Starmer contre Starmer : Pourquoi l'ancien avocat des droits de l'homme hésite-t-il autant à défendre les droits de l'homme ?

Starmer contre Starmer : Pourquoi l'ancien avocat des droits de l'homme hésite-t-il autant à défendre les droits de l'homme ?

Le système mondial des droits humains – les lois, normes et mécanismes conçus pour protéger les individus contre les abus des gouvernements – est aujourd'hui plus menacé qu'à aucun moment depuis 1945. Heureusement, le Royaume-Uni dispose désormais d'un Premier ministre exceptionnellement qualifié pour relever ce défi. Keir Starmer est un avocat et procureur respecté spécialisé dans les droits humains, avec trois décennies d'expérience et un engagement personnel contre les injustices. Il possède une connaissance encyclopédique du droit des droits humains – il a littéralement écrit le livre de référence sur les droits humains en Europe – et a travaillé à tous les niveaux du système judiciaire. (Il est le seul Premier ministre britannique, et probablement le seul dirigeant mondial, à avoir plaidé une affaire de génocide – représentant la Croatie contre la Serbie en 2014 devant la Cour internationale de Justice.) Son passage comme Directeur des poursuites pénales lui a également donné une compréhension rare du fonctionnement concret du gouvernement.
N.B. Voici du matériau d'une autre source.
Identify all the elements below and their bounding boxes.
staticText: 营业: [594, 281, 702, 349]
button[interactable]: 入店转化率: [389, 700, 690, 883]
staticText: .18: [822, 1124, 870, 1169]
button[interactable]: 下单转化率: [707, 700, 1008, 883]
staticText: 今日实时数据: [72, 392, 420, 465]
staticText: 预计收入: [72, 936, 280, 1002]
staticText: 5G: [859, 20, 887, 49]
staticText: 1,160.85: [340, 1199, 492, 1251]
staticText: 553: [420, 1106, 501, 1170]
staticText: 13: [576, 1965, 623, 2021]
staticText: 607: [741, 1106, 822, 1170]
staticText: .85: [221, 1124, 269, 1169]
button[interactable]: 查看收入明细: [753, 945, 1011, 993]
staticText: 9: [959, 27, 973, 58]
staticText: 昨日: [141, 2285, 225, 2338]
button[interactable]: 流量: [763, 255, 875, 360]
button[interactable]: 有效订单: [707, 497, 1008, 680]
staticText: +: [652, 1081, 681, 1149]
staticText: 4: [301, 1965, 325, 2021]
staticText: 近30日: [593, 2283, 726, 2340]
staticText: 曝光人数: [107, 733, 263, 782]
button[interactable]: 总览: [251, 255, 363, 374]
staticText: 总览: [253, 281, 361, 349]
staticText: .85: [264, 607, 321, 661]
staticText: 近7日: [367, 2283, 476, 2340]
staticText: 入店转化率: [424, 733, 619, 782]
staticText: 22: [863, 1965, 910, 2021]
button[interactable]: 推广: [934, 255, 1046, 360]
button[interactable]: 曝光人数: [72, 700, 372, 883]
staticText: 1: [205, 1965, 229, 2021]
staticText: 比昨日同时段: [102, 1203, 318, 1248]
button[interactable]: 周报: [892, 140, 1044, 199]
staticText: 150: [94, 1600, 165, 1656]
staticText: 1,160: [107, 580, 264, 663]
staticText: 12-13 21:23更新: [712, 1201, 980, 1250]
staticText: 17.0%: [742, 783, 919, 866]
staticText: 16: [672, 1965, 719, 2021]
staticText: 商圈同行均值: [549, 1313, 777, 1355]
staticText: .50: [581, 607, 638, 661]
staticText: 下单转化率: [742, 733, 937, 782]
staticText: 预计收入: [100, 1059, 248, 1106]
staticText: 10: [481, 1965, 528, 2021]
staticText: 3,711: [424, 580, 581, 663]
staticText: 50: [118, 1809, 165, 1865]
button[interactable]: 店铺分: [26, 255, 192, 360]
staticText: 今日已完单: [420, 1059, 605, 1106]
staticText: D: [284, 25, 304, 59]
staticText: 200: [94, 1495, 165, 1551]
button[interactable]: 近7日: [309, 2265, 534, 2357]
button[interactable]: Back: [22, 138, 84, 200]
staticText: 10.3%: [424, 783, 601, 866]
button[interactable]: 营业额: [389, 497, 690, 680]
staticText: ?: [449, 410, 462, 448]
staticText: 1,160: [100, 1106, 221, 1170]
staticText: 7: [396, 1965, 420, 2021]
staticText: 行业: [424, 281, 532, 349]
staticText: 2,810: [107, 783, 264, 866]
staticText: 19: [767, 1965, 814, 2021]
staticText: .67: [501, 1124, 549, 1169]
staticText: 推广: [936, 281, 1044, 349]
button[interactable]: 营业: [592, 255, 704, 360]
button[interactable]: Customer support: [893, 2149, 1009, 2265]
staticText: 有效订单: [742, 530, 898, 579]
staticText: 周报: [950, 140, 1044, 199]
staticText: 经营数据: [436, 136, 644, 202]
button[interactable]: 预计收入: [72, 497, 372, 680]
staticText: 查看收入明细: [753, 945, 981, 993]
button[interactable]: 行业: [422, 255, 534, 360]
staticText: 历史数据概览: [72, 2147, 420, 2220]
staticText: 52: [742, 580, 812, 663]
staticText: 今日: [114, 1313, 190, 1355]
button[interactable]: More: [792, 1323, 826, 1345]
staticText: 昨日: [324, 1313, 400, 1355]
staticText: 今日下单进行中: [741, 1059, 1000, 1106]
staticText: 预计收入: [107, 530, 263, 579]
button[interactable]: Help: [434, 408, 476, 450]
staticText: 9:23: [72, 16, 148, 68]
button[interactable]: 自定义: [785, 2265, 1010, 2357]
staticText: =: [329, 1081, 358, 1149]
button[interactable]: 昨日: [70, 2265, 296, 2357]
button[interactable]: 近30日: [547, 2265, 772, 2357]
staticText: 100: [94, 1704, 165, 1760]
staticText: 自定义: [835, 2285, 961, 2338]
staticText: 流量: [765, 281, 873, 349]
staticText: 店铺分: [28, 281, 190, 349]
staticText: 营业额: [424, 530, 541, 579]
Mais il y a un problème : une autre figure puissante que les critiques accusent de saper les droits humains. Cette personne flatte les dirigeants autoritaires à l'étranger, affaiblit les protections pour les groupes vulnérables au Royaume-Uni, assimile les manifestations pacifiques à du terrorisme, et fait pression sur les festivals pour exclure des artistes dont il désapprouve les opinions. Il attaque parfois les tribunaux dont l'indépendance est cruciale pour les droits humains, tout en évitant de prendre des positions claires sur des questions vitales à travers des arguties juridiques. Même certains de ses soutiens admettent qu'il s'agit d'un opportuniste impitoyable prêt à abandonner ses principes pour un gain politique.

Cette personne est aussi Keir Starmer.

Depuis l'arrivée au pouvoir des travaillistes en 2024, beaucoup a été écrit sur leurs faux pas. Mais une question m'a particulièrement frappé : pourquoi leur bilan en matière de droits humains – le domaine où le gouvernement Starmer devrait être le plus solide – est-il si incohérent ? Pendant six mois, j'ai interrogé des proches du Parti travailliste, d'anciens collègues juridiques de Starmer et des experts en droits humains pour comprendre comment l'avocat influence le Premier ministre.

Certains voient des progrès après les années chaotiques de Johnson, Truss et Sunak. "Stabiliser l'engagement britannique envers le droit alors que la tendance mondiale est au recul est une réalisation majeure", estime Conor Gearty, professeur de droits humains à la LSE qui connaît bien Starmer. Philippe Sands, avocat et critique virulent de la guerre en Irak, note que le Royaume-Uni reconstruit lentement la crédibilité perdue il y a 20 ans : "Lors des réunions à l'ONU et au Conseil de l'Europe, la Grande-Bretagne est à nouveau prise au sérieux sur les droits humains." Sands salue la poussée des travaillistes pour un tribunal sur les crimes de guerre russes malgré les hésitations américaines – des efforts que lui et Gearty attribuent en partie aux compétences de Starmer en gestion de crise. "Les avocats prospèrent dans le chaos", remarque un avocat chevronné ayant travaillé avec lui.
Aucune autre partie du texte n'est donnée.